The facility 30 and the patient 40 must provide electronic certification to the system 10 of a registry of the facility 30 with the system 10 and of the received permission (block 165). If the identified pharmaceutical and the patient prescription data meet predetermined criteria (block 166), the identified pharmaceutical is prescribed to the patient 40 (block 167). Otherwise, the identified pharmaceutical is not prescribed (block 168).
Two exemplary embodiments of this method 160 may be contemplated (block 169). In one embodiment, following the electronic certification providing step (block 165), the patient prescription data is accessed (block 170) and a determination at the healthcare facility 30 is made of an advisability of prescribing the identified pharmaceutical (block 171) based upon any other currently prescribed pharmaceutical(s).

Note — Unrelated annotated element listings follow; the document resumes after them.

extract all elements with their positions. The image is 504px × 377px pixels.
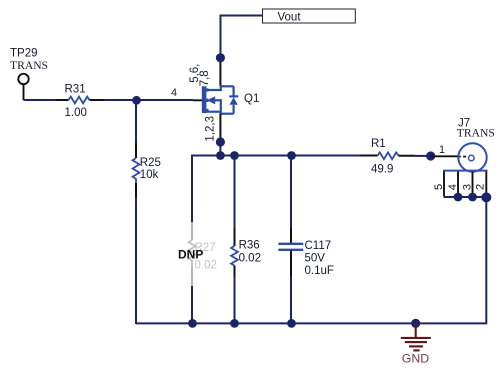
net label Vout [263, 9, 356, 23]
ground [401, 324, 431, 350]
svg-text:0.02: 0.02 [239, 253, 261, 265]
wire R25 branch vertical [135, 100, 137, 143]
svg-text:TRANS: TRANS [457, 127, 495, 140]
node junction bottom-C117 [287, 319, 296, 328]
node junction bottom-R27 [188, 319, 197, 328]
capacitor C117 [278, 228, 334, 277]
svg-text:49.9: 49.9 [371, 163, 393, 175]
transistor Q1 [202, 85, 239, 115]
wire C117 branch bottom [290, 276, 292, 324]
wire C117 branch top [290, 156, 292, 229]
wire R31 to gate node [104, 99, 193, 101]
node junction bottom-GND [411, 319, 420, 328]
svg-text:2: 2 [475, 184, 487, 190]
wire R36 branch bottom [234, 277, 236, 324]
J7 shield pins 5 4 3 2 [444, 172, 486, 197]
svg-text:R36: R36 [239, 240, 260, 252]
svg-text:1.00: 1.00 [65, 107, 87, 119]
svg-text:DNP: DNP [178, 247, 203, 261]
svg-text:R1: R1 [371, 138, 386, 150]
node junction rail-C117 [287, 151, 296, 160]
wire shield tie [444, 196, 487, 198]
test point TP29 [10, 47, 48, 84]
svg-text:GND: GND [402, 352, 429, 366]
wire source to mid rail [219, 142, 221, 156]
node junction rail-R36 [230, 151, 239, 160]
wire TP29 to R31 [24, 85, 57, 101]
svg-text:R31: R31 [65, 83, 86, 95]
svg-text:50V: 50V [305, 252, 326, 264]
wire R1 to J7 node [415, 155, 431, 157]
svg-text:3: 3 [461, 184, 473, 190]
svg-text:0.1uF: 0.1uF [305, 265, 334, 277]
node junction pin2 [481, 192, 491, 202]
pin 1 stub with number [431, 144, 469, 157]
svg-text:R25: R25 [140, 157, 161, 169]
resistor R27 (DNP greyed) [189, 222, 217, 286]
connector J7 coax [443, 117, 495, 171]
svg-text:TRANS: TRANS [10, 59, 48, 72]
resistor R31 [56, 83, 104, 119]
wire R25 to bottom rail [135, 198, 137, 324]
gate pin stub with pin number 4 [171, 87, 203, 100]
node junction pin4 [454, 193, 463, 202]
node junction J7 pin1 [426, 151, 435, 160]
svg-text:4: 4 [171, 87, 177, 99]
svg-text:7,8: 7,8 [199, 70, 211, 86]
node junction at R31/R25 [132, 96, 141, 105]
wire mid rail [192, 156, 360, 157]
resistor R1 [360, 138, 415, 176]
svg-text:TP29: TP29 [10, 47, 38, 59]
resistor R25 [133, 143, 161, 198]
node junction rail-source [216, 151, 225, 160]
svg-text:10k: 10k [140, 169, 159, 181]
svg-text:4: 4 [447, 184, 459, 190]
svg-text:1,2,3: 1,2,3 [204, 116, 216, 142]
node junction bottom-R36 [230, 319, 239, 328]
node junction source [216, 137, 225, 146]
source pin stub [219, 114, 221, 138]
svg-text:Q1: Q1 [244, 93, 259, 105]
wire shield down to bottom rail [136, 197, 486, 323]
wire R27 branch bottom [191, 286, 193, 324]
node junction pin3 [468, 193, 477, 202]
wire R36 branch top [234, 156, 236, 229]
resistor R36 [231, 228, 261, 277]
svg-text:C117: C117 [305, 240, 332, 252]
wire R27 branch top [191, 156, 193, 223]
svg-text:Vout: Vout [278, 11, 302, 23]
node junction drain [216, 53, 225, 62]
wire Vout drop [221, 16, 263, 63]
svg-text:1: 1 [439, 144, 445, 156]
svg-text:5: 5 [433, 184, 445, 190]
drain pin stub [219, 62, 221, 86]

In an alternate embodiment, the healthcare management system 10 includes software for making a determination of a potential for an adverse interaction between the identified pharmaceutical and any currently prescribed pharmaceutical in the patient prescription data (block 172).
A method 60 of funding such a system 10 illustrated in FIG. 8, which is believed to represent a significant improvement in achieving better healthcare for the both the insured and the uninsured segments of the population, as well as lowering costs for providing such healthcare. This embodiment of the method 60 of the present invention relies on community-based and/or faith-based initiatives to succeed, although this is not intended as a limitation.
At the center of FIG. 8 is the community foundation, depicted as the central site 20. Fund and information flow is illustrated by arrows leading into and out of the foundation 20. Those providing funds include, but are not intended to be limited to, in- kind donation partners 61 such as local corporations; investors 62 such as hospitals, county or city governments; donors 63 such as foundations, individuals, philanthropists, corporations, faith-based groups, and pharmaceutical corporations; and other funders such as national charitable organizations 64. Other, nonmonetary, input may come in the form of advisors 65 such as investors, universities, city or county government, faith- based organizations, doctors, nurses, and care-givers.
Services provided by the foundation 20 include providing assistance to other entities, such as, but not intended to be limited to, not-for-profit entities, who care for the uninsured with chronic diseases and/or disabilities. Also provided are accountability, that is, fiduciary distribution of funds 67, a replicable model for other communities to adopt and research, a community-based Advisory Board, and measurable outcomes 69. A double-blinded database of outcomes 69 can be used to formulate effective case-management techniques, guidelines for success in serving the uninsured, patient satisfaction surveys, fewer emergency room visits, increased patient compliance, nonprofit efficiency, and community reporting. Research may also be utilized by universities to further improve the knowledge base for caregiving.
The foundation 20 also functions to coordinate the volunteer "buddies" with the patients 40 and to assist in patient enrollment functions.
In the foregoing description, certain terms have been used for brevity, clarity, and understanding, but no unnecessary limitations are to be implied therefrom beyond the requirements of the prior art, because such words are used for description purposes herein and are intended to be broadly construed. Moreover, the embodiments of the system and methods illustrated and described herein are by way of example, and the scope of the invention is not limited to the exact details disclosed herein.